Jadi, menurut Wensinck hadis merupakan komposisi campur-aduk antara ajaran-ajaran dan tradisi-tradisi yang dihisap dari Kristen, Yahudi, Yunani (Helenisme) dan Romawi. Persepsi Wensinck tentang hadits tersebut di muka, boleh jadi terbentuk oleh latar belakang keilmuan yang dikuasainya. Ia mampu mengkombinasikan berbagai varian dan spesialisasi dalam kajian sejarah agama-agama.
Dengan penguasaan yang mendalam terhadap sejarah agama-agama Semit, Wensinck mampu menghubungkan fakta-fakta sejarah dan tradisi-tradisi antar agama. Wensinck dengan leluasa melakukan cross-check otentisitas sebuah matan hadis dengan kebenaran sejarah. Pendeknya, untuk mengetahui otentik-tidaknya sebuah hadis, dalam arti sejauh mana orisinalitas dan genuinitas matan sebuah hadis sebagai produk ajaran Islam, Wensinck melakukan ‘kritik’ terhadap sebuah matan hadis dengan kenyataan dan fakta-fakta sejarah, tradisi-tradisi dan ajaran-ajaran agama-agama pendahulu Islam.
Contoh sederhana yang diberikan Wensinck dalam hal ini adalah tiga riwayat hadis tentang pengkafanan jenazah. Menurutnya, tiga riwayat ini mencerminkan evolusi tiga tradisi pengkafanan jenazah yang berbeda, yakni: tradisi kaum Semit kuno, Yahudi, dan Kristen Syiria. Otentisitas hadis juga menyangkut persoalan apakah sebuah hadis benar-benar berasal dari ucapan Nabi atau buatan para generasi setelahnya. Wensinck memandang bahwa hadis, yang dianggap kata-kata Muhammad (logia Muhammadis) sebenarnya adalah cermin dari sejarah pemikiran Islam selama abad pertama Hijriyah. Di tempat lain, Wensinck juga menyebut hadis sebagai hasil pergulatan teologis generasi sahabat.[4]
Wensinck menyatakan bahwa hadis adalah sumber utama untuk apa yang disebutnya sebagai history of dogma and law. Karena hampir tidak ada sebuah pandangan yuridis maupun teologis yang tidak dijustifikasi oleh hadis. Dengan demikian, bagi Wensinck, hadis merupakan sumber informasi utama bagi perkembangan awal teologi Islam.
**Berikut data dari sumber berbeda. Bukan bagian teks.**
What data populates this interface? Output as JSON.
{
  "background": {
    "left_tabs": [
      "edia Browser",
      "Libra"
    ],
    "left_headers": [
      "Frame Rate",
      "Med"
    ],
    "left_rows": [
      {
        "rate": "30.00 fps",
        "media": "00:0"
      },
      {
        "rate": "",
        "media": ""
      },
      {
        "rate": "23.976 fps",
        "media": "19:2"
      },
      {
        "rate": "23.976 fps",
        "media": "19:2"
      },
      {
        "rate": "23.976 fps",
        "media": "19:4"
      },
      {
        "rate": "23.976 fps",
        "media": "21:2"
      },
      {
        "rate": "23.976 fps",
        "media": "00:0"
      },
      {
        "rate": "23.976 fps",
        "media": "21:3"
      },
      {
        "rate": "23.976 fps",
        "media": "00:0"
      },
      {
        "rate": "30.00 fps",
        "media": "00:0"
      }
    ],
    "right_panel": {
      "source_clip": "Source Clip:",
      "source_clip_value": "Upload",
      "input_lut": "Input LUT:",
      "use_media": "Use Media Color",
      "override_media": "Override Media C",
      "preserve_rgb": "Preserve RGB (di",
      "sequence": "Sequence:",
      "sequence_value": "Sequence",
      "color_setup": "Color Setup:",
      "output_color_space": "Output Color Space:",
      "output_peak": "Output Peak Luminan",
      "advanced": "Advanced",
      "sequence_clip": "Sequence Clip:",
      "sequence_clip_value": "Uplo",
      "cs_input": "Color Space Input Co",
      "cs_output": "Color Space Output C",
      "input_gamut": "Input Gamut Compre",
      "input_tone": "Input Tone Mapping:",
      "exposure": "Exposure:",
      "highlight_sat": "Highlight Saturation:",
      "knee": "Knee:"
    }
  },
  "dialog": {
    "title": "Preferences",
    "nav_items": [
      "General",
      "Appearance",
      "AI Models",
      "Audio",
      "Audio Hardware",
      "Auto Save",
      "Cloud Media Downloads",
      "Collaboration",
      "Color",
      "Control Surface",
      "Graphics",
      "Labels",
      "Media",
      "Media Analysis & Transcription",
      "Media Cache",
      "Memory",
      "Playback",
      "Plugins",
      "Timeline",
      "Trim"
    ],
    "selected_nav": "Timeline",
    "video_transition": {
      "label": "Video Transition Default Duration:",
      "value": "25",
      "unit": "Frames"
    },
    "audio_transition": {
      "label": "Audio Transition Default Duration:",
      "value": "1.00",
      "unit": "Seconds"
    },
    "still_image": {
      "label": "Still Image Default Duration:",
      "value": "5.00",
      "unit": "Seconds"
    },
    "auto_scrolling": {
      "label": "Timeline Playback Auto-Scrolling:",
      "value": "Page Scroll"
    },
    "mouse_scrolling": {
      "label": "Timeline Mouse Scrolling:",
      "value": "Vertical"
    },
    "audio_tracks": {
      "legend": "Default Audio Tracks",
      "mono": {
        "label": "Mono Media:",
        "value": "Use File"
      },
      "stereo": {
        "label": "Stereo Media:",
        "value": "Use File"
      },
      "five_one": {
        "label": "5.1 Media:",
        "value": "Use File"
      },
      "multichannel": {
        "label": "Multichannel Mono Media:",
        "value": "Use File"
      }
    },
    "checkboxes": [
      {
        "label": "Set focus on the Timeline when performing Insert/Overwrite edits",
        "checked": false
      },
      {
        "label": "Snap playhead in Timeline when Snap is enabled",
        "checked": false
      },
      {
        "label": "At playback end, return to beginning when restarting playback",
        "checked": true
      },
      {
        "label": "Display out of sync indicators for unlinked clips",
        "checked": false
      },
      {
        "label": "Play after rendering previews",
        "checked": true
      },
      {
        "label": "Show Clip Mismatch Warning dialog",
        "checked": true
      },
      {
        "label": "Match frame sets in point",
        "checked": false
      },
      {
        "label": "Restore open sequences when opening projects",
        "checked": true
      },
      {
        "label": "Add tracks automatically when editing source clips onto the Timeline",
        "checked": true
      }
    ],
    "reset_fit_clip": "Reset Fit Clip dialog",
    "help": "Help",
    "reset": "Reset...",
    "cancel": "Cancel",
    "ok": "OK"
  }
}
C. Metode Kajian Hadis Wensinck
Sebagai seorang doktor sastra, dalam penelitiannya, Wensinck menggunakan metode higher criticism, salah satu cabang dari analisis sastra (literary analysis), yang dikenal dengan ‘kritik sejarah’ (historical criticism) yang berupaya mengungkap orisinalitas sebuah teks (kajian filologi). Secara khusus, fokus analisis higher criticism tertuju pada sumber-sumber sebuah dokumen (teks) dan pada upaya menentukan pengarang (author), waktu (period) dan tempat (place) penulisan dan materi asal teks tersebut.
Sebagai seorang sejarawan, Wensinck menggunakan metode penelitian sejarah atau lebih dikenal dengan istilah ‘metode sejarah’ (historical method), yakni serangkaian teknik dan pedoman hal mana para sejarawan menggunakan sumber sumber primer sejarah dan fakta-fakta lainnya untuk meneliti sejarah dan kemudian menulisnya. Dengan kombinasi antara ‘metode sejarah’ ditambah dengan pengetahuannya tentang Yahudi, Kristen, Helenisme, dan Islam, Wensinck menunjukkan evolusi doktrin-doktrin Islam.[5]
Mekanisme kritik Wensinck terhadap hadits adalah dengan cara menghadapkan hadis dengan data-data sejarah dari berbagai tradisi agama Semit.
















BAB III
PENUTUP

A. Kesimpulan
Arent Jan Wensinck dilahirkan 7 Agustus 1882 di Arlanderveen, negeri di Belanda bagian selatan. Dia menempuh pendidikan di Universitas Utrecht pada tahun 1901.
A. J. Wensinck menganggap hadis adalah landasan hukum Islam yang bersumber pada perpaduan antara hukum-hukum yang telah ada pada agama-agama sebelumnya (Kristen, Yahudi, Helenisme, dan sebagainya).
 Metode yang digunakan oleh A. J. Wensinck adalah metode higher criticism, salah satu cabang dari analisis sastra (literary analysis), yang dikenal dengan ‘kritik sejarah’ (historical criticism) yang berupaya mengungkap orisinalitas sebuah teks (kajian filologi).
Demikian mekalah ini dibuat. Semoga bermafaat bagi para pembaca yang mau membacanya. Terima kasih.








DAFTAR PUSTAKA

http://id.wikipedia.org/wiki/Kritik
Syarifuddin, M. Anwar. 2011. Kajian Orientalis Terhadap Al-qur’an dan Hadis. Jakarta: PT. Bulan Bintang.
Wensinck, A.J.1921. The Importance of Tradition for Study of Islam. The Moslem World.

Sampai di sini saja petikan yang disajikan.